Politik di Manggarai Timur (Matim) adalah gerakan melawan dirinya sendiri. Gerakan itu berarti berpindah dari lubang semut politik lokal yang ethnosentris kepada cakrawala rasionalitas politik (demokrasi). Ethosentrisisme adalah musuh demokrasi. Steven Vago dalam bukunya Social Changemenulis bahwa “ethocentricism  often constitutes a sizeable bulwark against change”. Sementara, perubahan itu selalu inklud dengan demokrasi. Rakyat Matim hari ini adalah masyarakat dan komunitas multikultur. Oleh sebab itu, pemimpin politik tidak bisa dipilih selayaknya kepala suku (tua golo).

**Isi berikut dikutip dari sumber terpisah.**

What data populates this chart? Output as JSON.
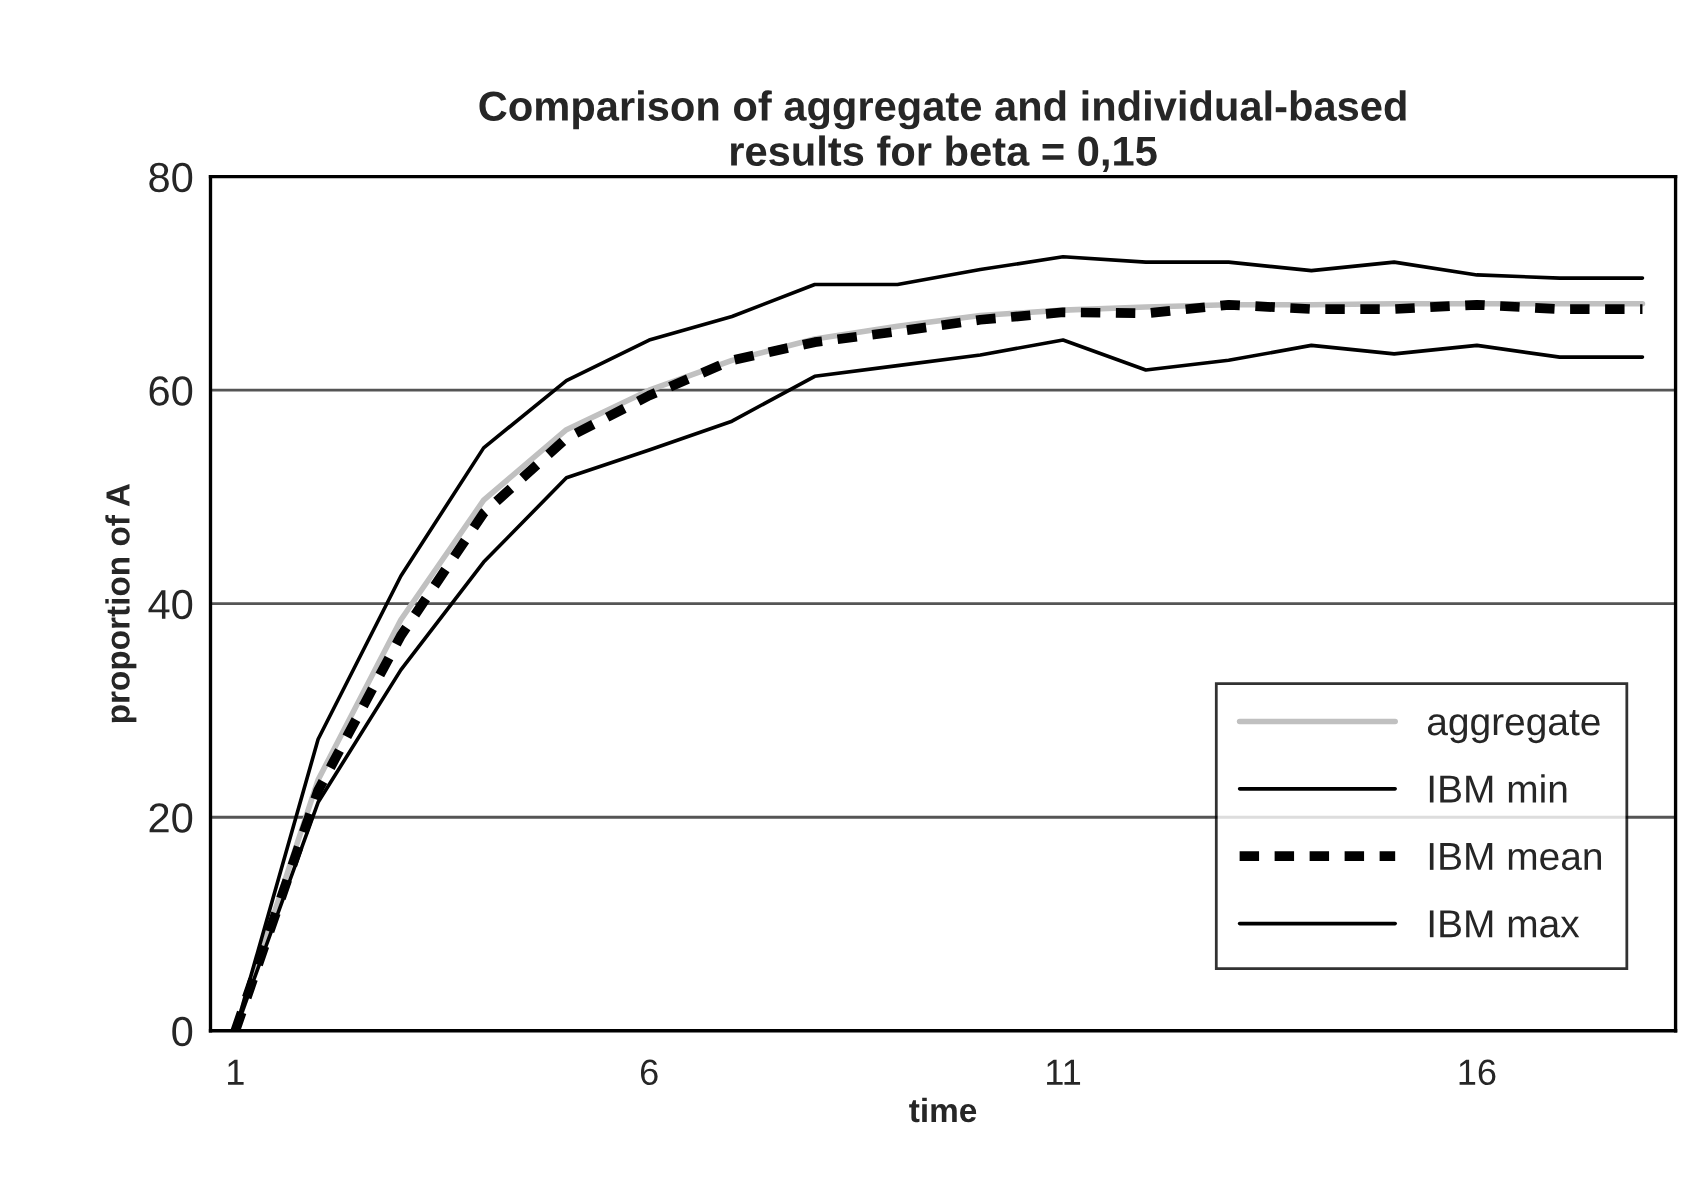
{
  "chart_data": {
    "type": "line",
    "title": "Comparison of aggregate and individual-based\nresults for beta = 0,15",
    "xlabel": "time",
    "ylabel": "proportion of A",
    "x": [
      1,
      2,
      3,
      4,
      5,
      6,
      7,
      8,
      9,
      10,
      11,
      12,
      13,
      14,
      15,
      16,
      17,
      18
    ],
    "xlim": [
      0.7,
      18.4
    ],
    "xticks": [
      1,
      6,
      11,
      16
    ],
    "ylim": [
      0,
      80
    ],
    "yticks": [
      0,
      20,
      40,
      60,
      80
    ],
    "grid": "y",
    "legend": "bottom right",
    "marker": "none",
    "series": [
      {
        "name": "aggregate",
        "color": "#c0c0c0",
        "line_style": "solid",
        "values": [
          0,
          23.5,
          38.5,
          49.7,
          56.3,
          60,
          62.8,
          64.8,
          66,
          67,
          67.5,
          67.8,
          68,
          68,
          68.1,
          68.1,
          68.1,
          68.1
        ]
      },
      {
        "name": "IBM min",
        "color": "#000000",
        "line_style": "solid",
        "values": [
          0,
          21.4,
          33.8,
          43.9,
          51.8,
          54.4,
          57.1,
          61.3,
          62.3,
          63.3,
          64.7,
          61.9,
          62.8,
          64.2,
          63.4,
          64.2,
          63.1,
          63.1
        ]
      },
      {
        "name": "IBM mean",
        "color": "#000000",
        "line_style": "dashed",
        "values": [
          0,
          22.5,
          37,
          48.5,
          55.5,
          59.5,
          62.8,
          64.5,
          65.5,
          66.6,
          67.3,
          67.2,
          68,
          67.6,
          67.6,
          68,
          67.6,
          67.6
        ]
      },
      {
        "name": "IBM max",
        "color": "#000000",
        "line_style": "solid",
        "values": [
          0,
          27.3,
          42.6,
          54.6,
          60.9,
          64.7,
          66.9,
          69.9,
          69.9,
          71.3,
          72.5,
          72,
          72,
          71.2,
          72,
          70.8,
          70.5,
          70.5
        ]
      }
    ]
  }
}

Artinya, radikalisasi ethnicentricisme adalah real politik lokal yang salah tempat (misplaced).  Amy Gutmann dalam “Introduction”pada buku filsuf Charles Taylor, Multiculture and “The Politics of recognition”(1992), menulis bahwa “muticultureal societies and communitiest that  stand for the freedom and equality of all people rest upon mutual respect for reasonable intellectual, political dan cultural differences… The moral premise of multiculturalism depend in the exercise of these deliberative virtues”. Itu berarti, dalam konteks politik lokal, pilihan politik yang rasional dan pengakuan atas perbedaan pilihan politik menjadi standar moral pelaksaan demokrasi politik Matim. Bahwa kekuasaan yang merupakan, dalam bahasa Hannah Arendt,“glue”dalam organisasi politik pemerintahan bukanlah milik pribadi atau “golongan”. Matim yang adil dan sejahtera (bonum commune) adalah tujuan praktik kekuasaan itu.     

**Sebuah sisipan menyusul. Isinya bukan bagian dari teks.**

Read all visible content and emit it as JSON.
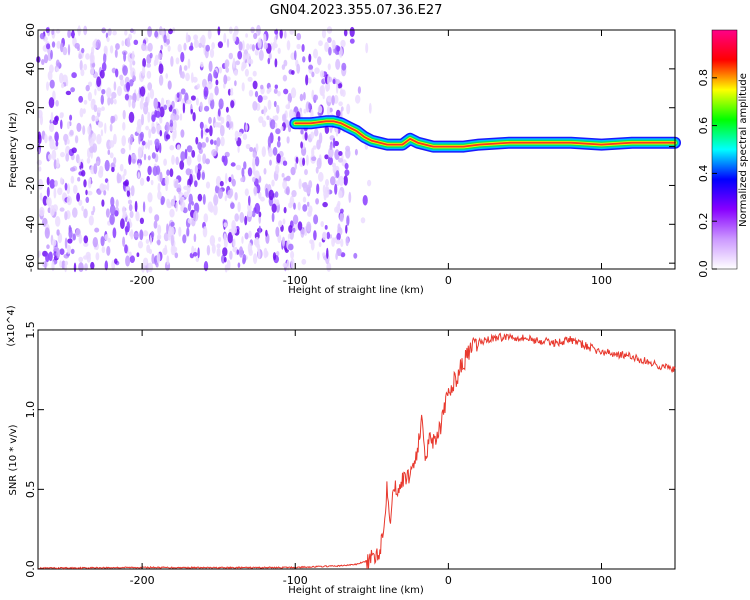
{
  "title": "GN04.2023.355.07.36.E27",
  "chart_data": [
    {
      "type": "heatmap",
      "title": "GN04.2023.355.07.36.E27",
      "xlabel": "Height of straight line (km)",
      "ylabel": "Frequency (Hz)",
      "xlim": [
        -268,
        148
      ],
      "ylim": [
        -63,
        60
      ],
      "x_ticks": [
        -200,
        -100,
        0,
        100
      ],
      "y_ticks": [
        60,
        40,
        20,
        0,
        -20,
        -40,
        -60
      ],
      "colorbar": {
        "label": "Normalized spectral amplitude",
        "range": [
          0,
          1
        ],
        "ticks": [
          "0.0",
          "0.2",
          "0.4",
          "0.6",
          "0.8"
        ],
        "colors": [
          "#ffffff",
          "#cc99ff",
          "#8800ff",
          "#0000ff",
          "#00ffff",
          "#00ff00",
          "#ffff00",
          "#ff0000",
          "#ff0088"
        ]
      },
      "noise_region": {
        "x_range": [
          -268,
          -65
        ],
        "freq_range": [
          -63,
          60
        ]
      },
      "signal_ridge": {
        "x": [
          -100,
          -90,
          -80,
          -75,
          -70,
          -65,
          -60,
          -55,
          -50,
          -40,
          -30,
          -25,
          -20,
          -10,
          0,
          10,
          20,
          40,
          60,
          80,
          100,
          120,
          148
        ],
        "freq": [
          12,
          12,
          13,
          13,
          12,
          10,
          8,
          5,
          3,
          1,
          1,
          4,
          2,
          0,
          0,
          0,
          1,
          2,
          2,
          2,
          1,
          2,
          2
        ]
      }
    },
    {
      "type": "line",
      "xlabel": "Height of straight line (km)",
      "ylabel": "SNR (10 * v/v)",
      "y_multiplier": "(x10^4)",
      "xlim": [
        -268,
        148
      ],
      "ylim": [
        0,
        1.5
      ],
      "x_ticks": [
        -200,
        -100,
        0,
        100
      ],
      "y_ticks": [
        "0.0",
        "0.5",
        "1.0",
        "1.5"
      ],
      "color": "#e8392e",
      "series": [
        {
          "name": "SNR",
          "x": [
            -268,
            -200,
            -150,
            -100,
            -70,
            -60,
            -50,
            -45,
            -42,
            -40,
            -38,
            -37,
            -35,
            -30,
            -25,
            -20,
            -17,
            -15,
            -12,
            -10,
            -5,
            0,
            5,
            10,
            15,
            20,
            25,
            30,
            40,
            50,
            60,
            70,
            80,
            90,
            100,
            110,
            120,
            130,
            140,
            148
          ],
          "y": [
            0.005,
            0.01,
            0.008,
            0.01,
            0.02,
            0.03,
            0.06,
            0.12,
            0.25,
            0.55,
            0.3,
            0.45,
            0.5,
            0.55,
            0.6,
            0.75,
            0.95,
            0.7,
            0.85,
            0.8,
            0.9,
            1.1,
            1.2,
            1.3,
            1.38,
            1.42,
            1.44,
            1.45,
            1.46,
            1.45,
            1.43,
            1.42,
            1.44,
            1.4,
            1.36,
            1.35,
            1.33,
            1.3,
            1.27,
            1.25
          ]
        }
      ]
    }
  ]
}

Dengan demikian, demokratisasi politik lokal Matim hanya terjadi jika segenap elemem masyarakat mulai menggunakan kesadaran dan logika-logika politik rasional untuk menjatuhkan pilihan politiknya atas calon-calon pemimpin yang berani membuat kebijakan untuk kesejahteraan dan pembangunan Manggarai Timur. Tidak ada lagi standar-standar sentimen agama, etnis kesukuan dan citra. Di sini, akan terbentuk mandat imperatif atau model instructed delegated Roussean. Hal itu tejadi karena interaksi masyarakat sadar (civil society) dan political society sehingga lahir mandat imperatif bahwa pemimpin dan wakil rakyat bertanggung jawab kepada rakyat dan rakyat itu punya hal untuk me-recallpemimpin politik tersebut. Mengutip Rousseau dalam The Social Contract, rakyat Matim “can set them up and pull them down when it likes”. Pilihan, pada Pilkada Matim 2013, akan menentukan nasip demokrasi politik lokal dan bangunan kesejahteraan Manggarai Timur.Selain itu, kita hanya akan menghibur diri dengan tertawa,“hahae, politik!”. Dan kita terkurung dalam mousetrap retoris Horace (Satires, Book I, Satire 1),”why do you laugh? The name changed, the tale is told of you!”.


Djogja, 11 Mei 2012
Alfred Tuname

*”Berdiri sama sebaris, tegak sama sejajar” (dikutip dari Roger Tol, Adat-istiadat Orang Rembong di Flores Barat (Jakarta: Yayasan Obor Indonesia,1997),hlm.210 dan 366.